Ticagrelor vs placebo for the reduction of vaso-occlusive crises in pediatric sickle cell disease: the HESTIA3 study
Platelets play a role in sickle cell disease (SCD)-related thromboinflammation through platelet-platelet and platelet-neutrophil interactions. Heeney et al report on results from a phase 3 international trial studying efficacy and safety of the P2Y12 (ADP receptor) inhibitor ticagrelor vs placebo for the prevention of SCD crises. Despite successful inhibition of platelet activation, ticagrelor did not decrease the frequency of vaso-occlusive crisis, underscoring the complexity of factors contributing to SCD-related vaso-occlusion.

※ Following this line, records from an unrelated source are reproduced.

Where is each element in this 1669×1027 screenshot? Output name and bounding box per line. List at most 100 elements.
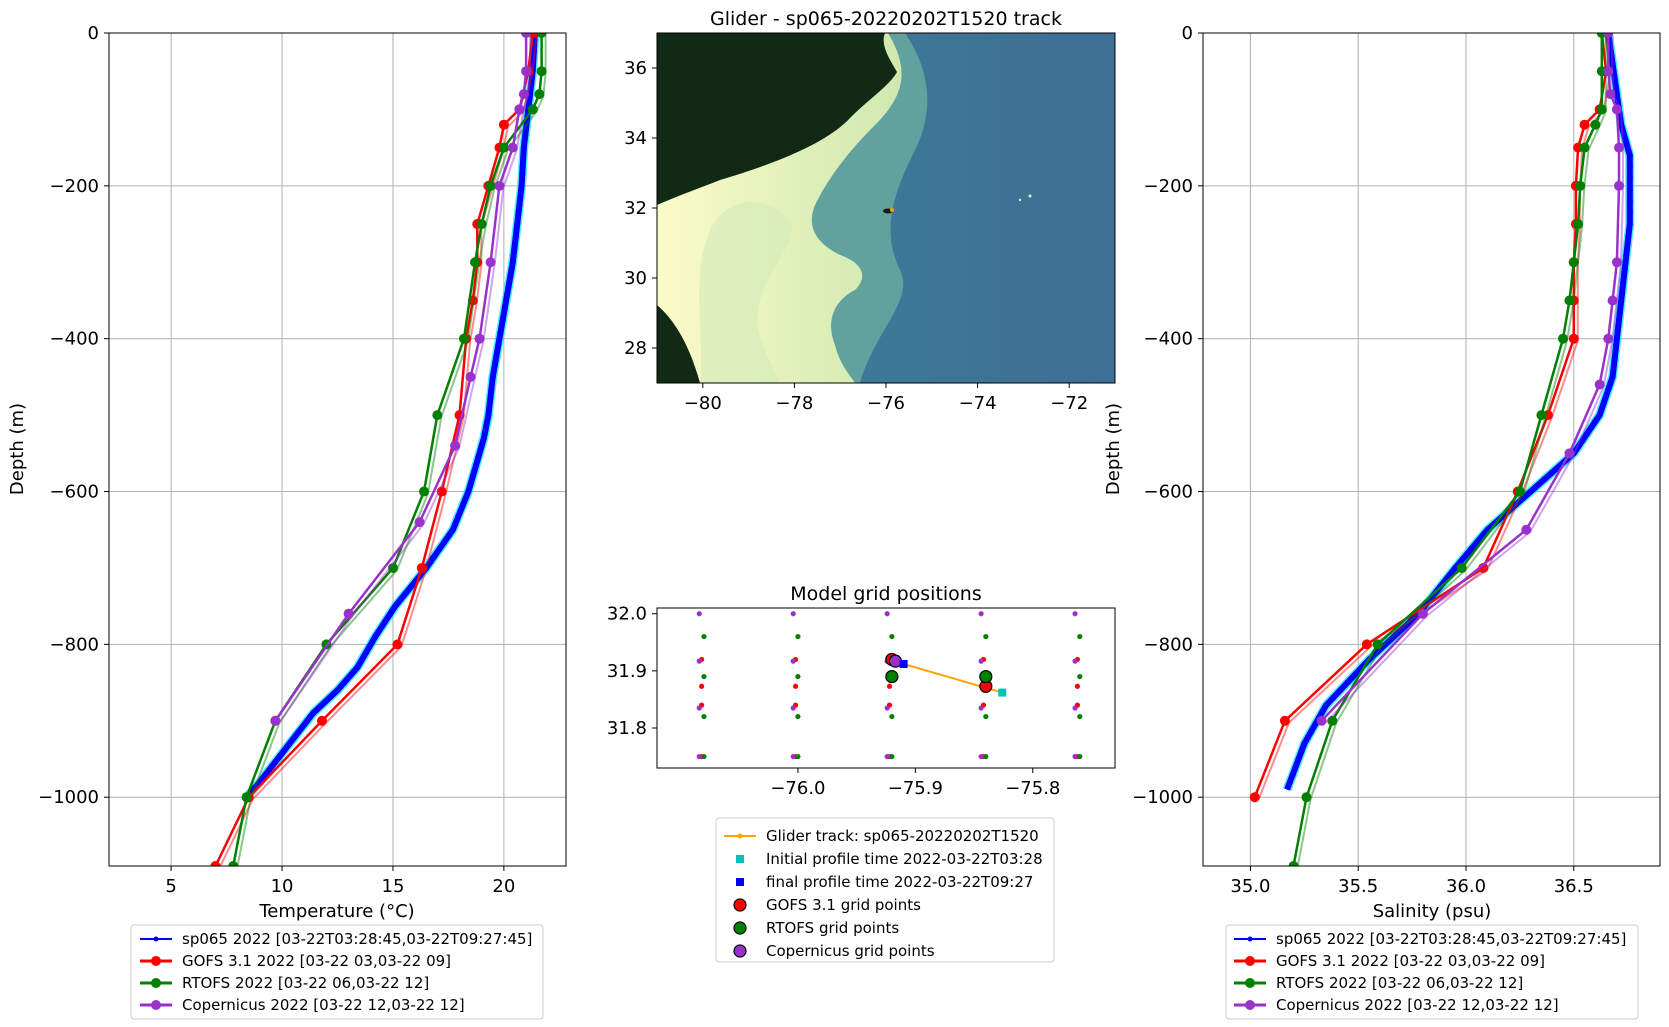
copernicus-grid-point	[1072, 611, 1078, 617]
s-gofs-line	[1253, 33, 1608, 798]
t-ytick-label: −200	[50, 176, 99, 197]
t-rtofs-point	[458, 333, 469, 344]
s-glider-point	[1473, 539, 1480, 546]
legend-label-rtofs: RTOFS 2022 [03-22 06,03-22 12]	[182, 974, 429, 992]
t-rtofs-point	[536, 66, 547, 77]
legend-rtofs-marker	[733, 921, 747, 935]
s-glider-point	[1588, 424, 1595, 431]
rtofs-grid-point	[889, 633, 895, 640]
s-glider-point	[1617, 303, 1624, 310]
s-glider-point	[1623, 246, 1630, 253]
t-glider-point	[497, 329, 504, 336]
t-glider-point	[521, 138, 528, 145]
t-glider-point	[457, 507, 464, 514]
t-glider-point	[498, 322, 505, 329]
t-ytick-label: −400	[50, 329, 99, 350]
salinity-axes-frame	[1202, 32, 1661, 867]
s-glider-point	[1609, 60, 1616, 67]
t-glider-point	[449, 526, 456, 533]
map-ytick-label: 28	[624, 338, 647, 359]
temperature-ylabel: Depth (m)	[7, 403, 28, 495]
copernicus-grid-point	[978, 753, 984, 760]
legend-marker-gofs	[1245, 956, 1255, 966]
s-glider-point	[1626, 198, 1633, 205]
t-copernicus-point	[450, 440, 461, 451]
t-glider-point	[330, 691, 337, 698]
grid-positions-panel: Model grid positions −76.0 −75.9 −75.8 31.8…	[607, 583, 1116, 799]
s-rtofs-point	[1564, 295, 1575, 306]
t-gofs-point	[498, 119, 509, 130]
s-copernicus-point	[1603, 333, 1614, 344]
map-xtick-label: −72	[1050, 393, 1088, 414]
s-copernicus-point	[1614, 180, 1625, 191]
s-glider-point	[1612, 83, 1619, 90]
t-glider-point	[472, 463, 479, 470]
t-glider-point	[489, 373, 496, 380]
t-ytick-label: −800	[50, 634, 99, 655]
t-glider-point	[372, 633, 379, 640]
map-island	[1028, 194, 1032, 198]
s-glider-point	[1382, 641, 1389, 648]
t-glider-point	[507, 272, 514, 279]
s-glider-point	[1583, 431, 1590, 438]
t-glider-point	[503, 297, 510, 304]
t-ytick-label: 0	[88, 23, 99, 44]
t-glider-point	[385, 613, 392, 620]
grid-legend-label: Initial profile time 2022-03-22T03:28	[766, 850, 1043, 868]
s-glider-point	[1337, 687, 1344, 694]
salinity-plot-area	[1203, 33, 1660, 866]
s-rtofs-point	[1590, 119, 1601, 130]
s-ytick-label: −600	[1144, 482, 1193, 503]
rtofs-grid-point	[983, 713, 989, 720]
t-glider-point	[432, 552, 439, 559]
s-ytick-label: −400	[1144, 329, 1193, 350]
t-glider-point	[388, 608, 395, 615]
grid-ytick-label: 32.0	[607, 604, 647, 625]
salinity-panel: 35.0 35.5 36.0 36.5 0 −200 −400 −600 −800 −1000 S…	[1103, 23, 1661, 922]
land-south	[657, 305, 700, 383]
t-glider-point	[493, 354, 500, 361]
s-glider-point	[1620, 278, 1627, 285]
grid-legend-label: Copernicus grid points	[766, 942, 935, 960]
s-gofs-point	[1361, 639, 1372, 650]
t-rtofs-point	[536, 33, 547, 38]
t-glider-point	[466, 483, 473, 490]
s-glider-point	[1289, 771, 1296, 778]
inner-shelf	[699, 201, 793, 383]
s-glider-point	[1295, 756, 1302, 763]
s-ytick-label: −1000	[1132, 787, 1193, 808]
grid-legend-box	[715, 817, 1055, 963]
s-rtofs-point	[1596, 104, 1607, 115]
t-rtofs-point	[527, 104, 538, 115]
grid-legend-entries: Glider track: sp065-20220202T1520 Initial…	[724, 827, 1043, 960]
t-copernicus-point	[514, 104, 525, 115]
t-glider-point	[511, 246, 518, 253]
t-glider-point	[504, 291, 511, 298]
map-title: Glider - sp065-20220202T1520 track	[710, 8, 1062, 30]
t-rtofs-point	[470, 257, 481, 268]
t-glider-point	[514, 221, 521, 228]
t-glider-point	[489, 380, 496, 387]
t-glider-point	[510, 252, 517, 259]
map-ticks: −80 −78 −76 −74 −72 28 30 32 34 36	[624, 58, 1088, 414]
t-copernicus-point	[494, 180, 505, 191]
s-glider-point	[1592, 418, 1599, 425]
s-copernicus-point	[1603, 66, 1614, 77]
rtofs-grid-point	[701, 633, 707, 640]
s-glider-point	[1621, 272, 1628, 279]
s-gofs-point	[1568, 333, 1579, 344]
t-glider-point	[357, 659, 364, 666]
legend-marker-copernicus	[151, 1000, 161, 1010]
s-rtofs-point	[1536, 410, 1547, 421]
t-glider-point	[378, 623, 385, 630]
t-glider-point	[318, 702, 325, 709]
s-glider-point	[1534, 482, 1541, 489]
land	[657, 33, 897, 205]
s-rtofs-point	[1557, 333, 1568, 344]
t-copernicus-point	[414, 517, 425, 528]
t-copernicus-point	[343, 608, 354, 619]
t-glider-point	[452, 520, 459, 527]
s-glider-point	[1614, 329, 1621, 336]
copernicus-grid-point	[696, 658, 702, 664]
legend-final-marker	[736, 878, 744, 886]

The adult-onset inflammatory disease termed VEXAS (vacuoles, E1 ubiquitin activating enzyme, X-linked, autoinflammatory, and somatic) syndrome is caused by mutations in UBA1. VEXAS syndrome has high mortality, but the clinical course is heterogeneous. Ferrada and colleagues demonstrate that the heterogeneity is associated with the specific mutations in UBA1 and correlates with the degree of residual expression of the normal UBA1b cytoplasmic isoform of UBA1.
Li et al address the role of T-cell immunity on Ph+ acute lymphoblastic leukemia (ALL) outcomes. Using a mouse model, they show that T cells are necessary to maintain response to either tyrosine kinase inhibition or cytotoxic chemotherapy. The authors correlate this with the observation that peripheral blood T-cell abundance in 102 children with ALL was associated with treatment outcomes.
Kondreddy and colleagues elucidate an endothelial pathway regulating deep vein thrombosis related to thromboinflammation. They report that a signaling adapter protein, Gab2, propagates signaling from inflammatory mediators in endothelial cells. Inhibition of the Gab2 pathway decreases leukocyte accumulation and attenuates venous thrombosis at sites of injury in mice, suggesting that targeting this pathway can inhibit thrombosis without inhibiting coagulation.
CAR T-cell therapy targeting CD19 has proven highly effective in patients with relapsed and refractory diffuse large B-cell lymphoma (DLBCL), and several products have received approval. Ali et al review the role of this approach for other high-grade non-DLBCL B-cell lymphomas. They discuss how improved understanding of the biological features of these distinct lymphoma subtypes and further testing are needed to define the role of CAR T-cell therapy in their management.